The OECD will present its economic outlook on Wednesday, bringing the first response to an international campaign to stamp out corporate tax dodging.
The G20 asked the Organisation for Economic Co-operation and Development in 2013 to devise reforms to the international tax system to stop companies shifting profits into tax havens.
Nevertheless, a coalition of 10 charities and human rights bodies is insisting that the campaign will fail and that G20 leading economies should instead adopt a global minimum tax rate for multinationals.
The Independent Commission for the Reform of International Corporate Taxation, which is backed by charity Oxfam, the Council for Global Unions and the World Council of Churches, said OECD proposals did not go far enough in raising transparency or taking account of developing country needs.
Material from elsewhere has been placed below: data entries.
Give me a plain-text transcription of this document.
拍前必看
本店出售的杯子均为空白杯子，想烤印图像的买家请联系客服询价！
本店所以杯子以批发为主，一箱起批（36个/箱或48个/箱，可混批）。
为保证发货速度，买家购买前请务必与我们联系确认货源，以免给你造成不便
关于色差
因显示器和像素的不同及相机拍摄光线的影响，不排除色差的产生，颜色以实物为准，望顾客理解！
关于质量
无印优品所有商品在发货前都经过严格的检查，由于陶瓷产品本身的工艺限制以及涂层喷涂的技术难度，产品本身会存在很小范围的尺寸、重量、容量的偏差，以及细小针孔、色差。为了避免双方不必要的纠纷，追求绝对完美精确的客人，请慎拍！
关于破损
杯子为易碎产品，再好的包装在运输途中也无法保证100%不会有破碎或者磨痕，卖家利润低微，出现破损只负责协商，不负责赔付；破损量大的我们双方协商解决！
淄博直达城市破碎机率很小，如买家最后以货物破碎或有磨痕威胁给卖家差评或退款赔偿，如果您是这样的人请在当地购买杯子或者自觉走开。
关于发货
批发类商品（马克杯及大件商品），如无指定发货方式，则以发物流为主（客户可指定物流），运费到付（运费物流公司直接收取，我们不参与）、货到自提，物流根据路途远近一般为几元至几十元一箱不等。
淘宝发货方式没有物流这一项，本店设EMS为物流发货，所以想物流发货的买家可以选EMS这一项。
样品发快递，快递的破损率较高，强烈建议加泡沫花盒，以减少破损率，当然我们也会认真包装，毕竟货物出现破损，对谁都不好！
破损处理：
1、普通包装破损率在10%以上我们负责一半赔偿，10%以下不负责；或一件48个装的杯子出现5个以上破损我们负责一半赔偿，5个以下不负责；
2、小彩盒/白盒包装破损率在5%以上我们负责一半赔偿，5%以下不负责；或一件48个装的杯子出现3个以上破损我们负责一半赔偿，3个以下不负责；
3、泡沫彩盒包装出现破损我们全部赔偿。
But a central problem with the OECD proposals was that companies could continue to shift profits because the new proposals foresee companies’ subsidiaries continuing to be taxed as though they were independent of each other.
Nobel Prize-winning economist Joseph Stiglitz, who sits on the Commission, said this was a “legal fiction” and that companies should be taxed as a single group. Multinationals say this would be too complex and impractical.
Until such time as developed countries shift to a single group taxation model, they should adopt a global minimum tax rate for companies, Stiglitz said in a statement.
The OECD is due to unveil its final recommendations later in the year.
Also on Wednesday (3 June) and Thursday, politicians will hold the annual ministerial meeting of the Organisation for Economic Co-operation and Development (OECD) to talk about economic growth.
Ministers will also discuss how to finance the fight against climate change and “transformation towards a low-carbon economy”.
The OECD has been trying to find common ground on rules that would restrict the support given to fossil fuel plants and extraction. It wants a deal before the climate summit in Paris at the end of the year, during which the world will try to sign an international treaty on greenhouse emissions.